A THEOLOGY professor avoided a prison sentence after indecent images of children were found stored on his domestic computer equipment.

But the discovery of the 165 images in a police raid at the home of Professor Charles Thomas Robert Hayward, led to the loss of the esteemed academic’s good character.

The 68-year-old bachelor was arrested after police visited his home in Neville’s Cross, Durham, last January.

Durham Crown Court was told three computers and 11 memory sticks contained 165 indecent images of male youngsters.

Chris Baker, prosecuting, said three were in the most serious category, while 45 other film clips, were of eight hours and 25 minutes’ duration.

All had been downloaded and stored by the defendant after October, 2010.

Mr Baker said the boys featured were considered to be aged 12 - 17.

Hayward admitted being sole user of the computers but expressed surprise they may feature children.

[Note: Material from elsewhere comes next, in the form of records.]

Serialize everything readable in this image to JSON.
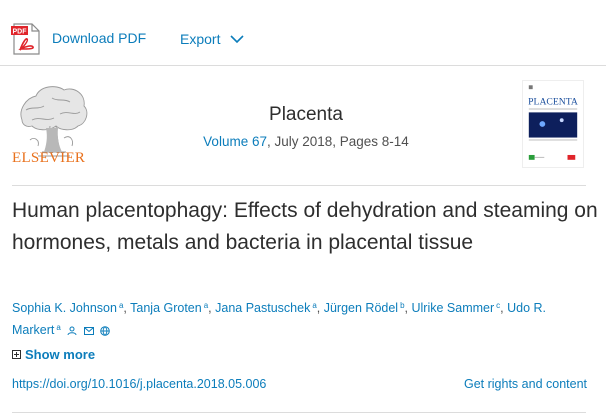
{
  "toolbar": {
    "download_label": "Download PDF",
    "export_label": "Export",
    "accent": "#0c7dbb",
    "pdf_icon_color": "#e0242a",
    "pdf_icon_text": "PDF"
  },
  "publication": {
    "publisher": "ELSEVIER",
    "publisher_color": "#e9711c",
    "journal": "Placenta",
    "volume_link": "Volume 67",
    "volume_rest": ", July 2018, Pages 8-14",
    "cover_title": "PLACENTA"
  },
  "article": {
    "title": "Human placentophagy: Effects of dehydration and steaming on hormones, metals and bacteria in placental tissue",
    "authors": [
      {
        "name": "Sophia K. Johnson",
        "sup": "a"
      },
      {
        "name": "Tanja Groten",
        "sup": "a"
      },
      {
        "name": "Jana Pastuschek",
        "sup": "a"
      },
      {
        "name": "Jürgen Rödel",
        "sup": "b"
      },
      {
        "name": "Ulrike Sammer",
        "sup": "c"
      },
      {
        "name": "Udo R. Markert",
        "sup": "a"
      }
    ],
    "show_more": "Show more",
    "doi": "https://doi.org/10.1016/j.placenta.2018.05.006",
    "rights": "Get rights and content"
  }
}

Mr Baker said the defendant agreed he was sexually attracted to men aged 18 to 22, and claimed he would not knowingly download indecent images of children.

He told police many of the websites said they only featured legal material, but Mr Baker countered that it must have been obvious some featured younger participants.

Hayward admitted possessing indecent photographs of a child, having previously denied making the images.

Robin Patton, mitigating, said the defendant was under the impression the footage would not feature anyone under 18.

He said Hayward hired a computer expert at "considerable expense" whose report led to his denial of making the images being accepted by the prosecution.

“It’s accepted he did not go looking for this sort of imagery. His mistake was not simply deleting the files when, arguably, someone else may have thought they featured people slightly under 18.

“They are borderline and, therefore, tipped into the area of criminality, if retained.”

Mr Patton told the court: “This is a very sad day for him. He’s 68 and led an honest, and, industrious life.

“He’s been a very distinguished academic at this city’s university. Many of his friends still support him and know him to be a decent and honourable man.”

The court heard the defendant retired from the university last year and has become more housebound due to ill health.

A probation assessment said there was a low risk of re-offending.

Recorder Ian Atherton said a community supervision sentence would serve more purpose than a short period of custody in a case of someone of, “hitherto good character.”

He passed a two-year community supervision order, while he also made Hayward subject to a sexual harm prevention order and registration as a sex offender, both for five years.

Recorder Atherton ordered forfeiture and destruction of the seized computer equipment.